La Corée du Nord, en fait, c’est Disneyland

On les appelle les philatélistes. Des gens qui ont à peine une feuille vierge dans leur passeport. Leur but dans la vie ? Visiter les 193 pays répertoriés que compte notre planète. C'est un exploit, c'est sûr, surtout quand on sait que la Syrie, le Turkménistan et l'Irak figurent également sur cette liste. Bart Lapers, célèbre blogueur et passionné de voyages, vient de franchir le cap des 100 pays. Une excellente raison de nous entretenir avec lui. « Pour moi, la Corée du Nord ressemblait fort à Disneyland. Les bus chinois font des allers-retours incessants et tout ce qui compte, c'est de vous faire sortir le plus d'argent possible de vos poches. J'ai trouvé le Turkménistan beaucoup plus fascinant. Ce doit être le pays le plus bizarre et le plus aventureux qui figure sur ma liste. Le président est passionné de chevaux et de chiens, comme vous pouvez le constater dans les rues car vous y voyez partout des affiches et des peintures gigantesques le représentant avec ses animaux.
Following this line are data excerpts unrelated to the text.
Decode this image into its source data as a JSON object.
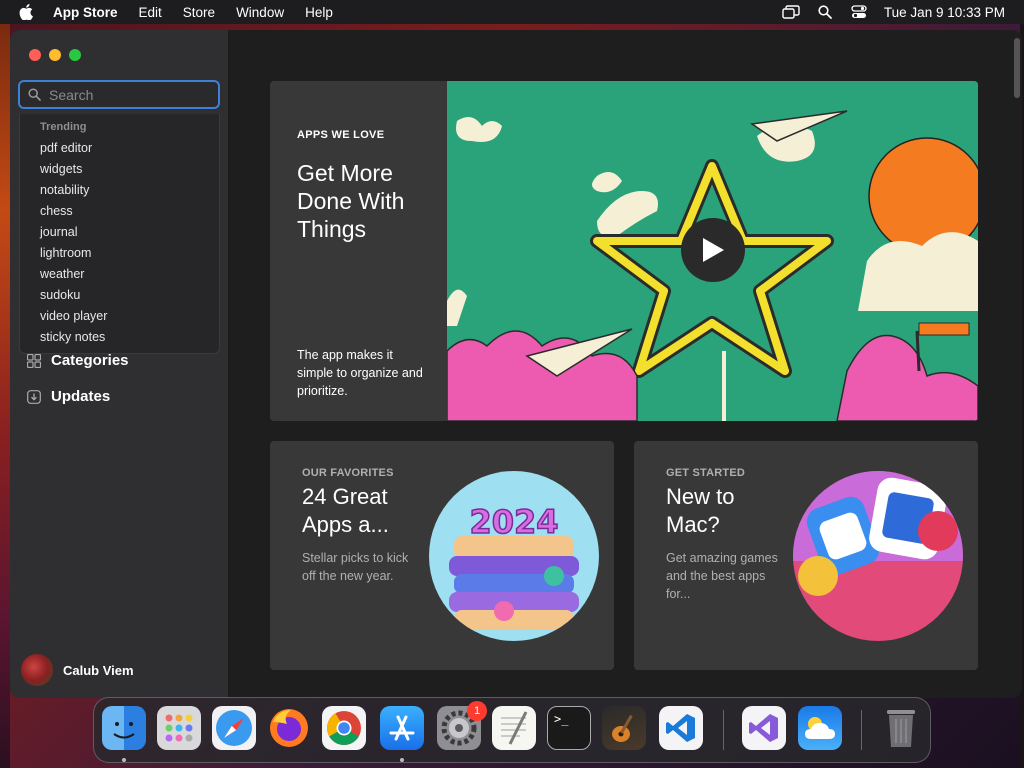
{
  "menubar": {
    "app_name": "App Store",
    "items": [
      "Edit",
      "Store",
      "Window",
      "Help"
    ],
    "clock": "Tue Jan 9  10:33 PM"
  },
  "sidebar": {
    "search_placeholder": "Search",
    "dropdown": {
      "title": "Trending",
      "items": [
        "pdf editor",
        "widgets",
        "notability",
        "chess",
        "journal",
        "lightroom",
        "weather",
        "sudoku",
        "video player",
        "sticky notes"
      ]
    },
    "nav": {
      "categories": "Categories",
      "updates": "Updates"
    },
    "user_name": "Calub Viem"
  },
  "hero": {
    "eyebrow": "APPS WE LOVE",
    "title": "Get More Done With Things",
    "description": "The app makes it simple to organize and prioritize."
  },
  "cards": [
    {
      "eyebrow": "OUR FAVORITES",
      "title": "24 Great Apps a...",
      "description": "Stellar picks to kick off the new year.",
      "image_text": "2024"
    },
    {
      "eyebrow": "GET STARTED",
      "title": "New to Mac?",
      "description": "Get amazing games and the best apps for..."
    }
  ],
  "dock": {
    "apps": [
      "finder-icon",
      "launchpad-icon",
      "safari-icon",
      "firefox-icon",
      "chrome-icon",
      "app-store-icon",
      "system-settings-icon",
      "textedit-icon",
      "terminal-icon",
      "garageband-icon",
      "vscode-icon",
      "visual-studio-icon",
      "weather-icon",
      "trash-icon"
    ],
    "settings_badge": "1",
    "terminal_prompt": ">_"
  },
  "colors": {
    "accent": "#3e7fd8",
    "sidebar_bg": "#2f2f31",
    "hero_green": "#2aa37a",
    "badge_red": "#ff3b30"
  }
}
La propagande autour de sa personne est également hallucinante. Si l'on en croit les livres, cet homme est capable de tout. Il est à la fois chirurgien, artiste, DJ et pilote. Les statues dorées sont omniprésentes et des hommes habillés de costumes noirs et équipés d'oreillettes vous suivent en permanence. Au fait, saviez-vous que le dirigeant actuel n'est en réalité que le dentiste du président précédent ? Après sa mort, il a simplement repris le flambeau. »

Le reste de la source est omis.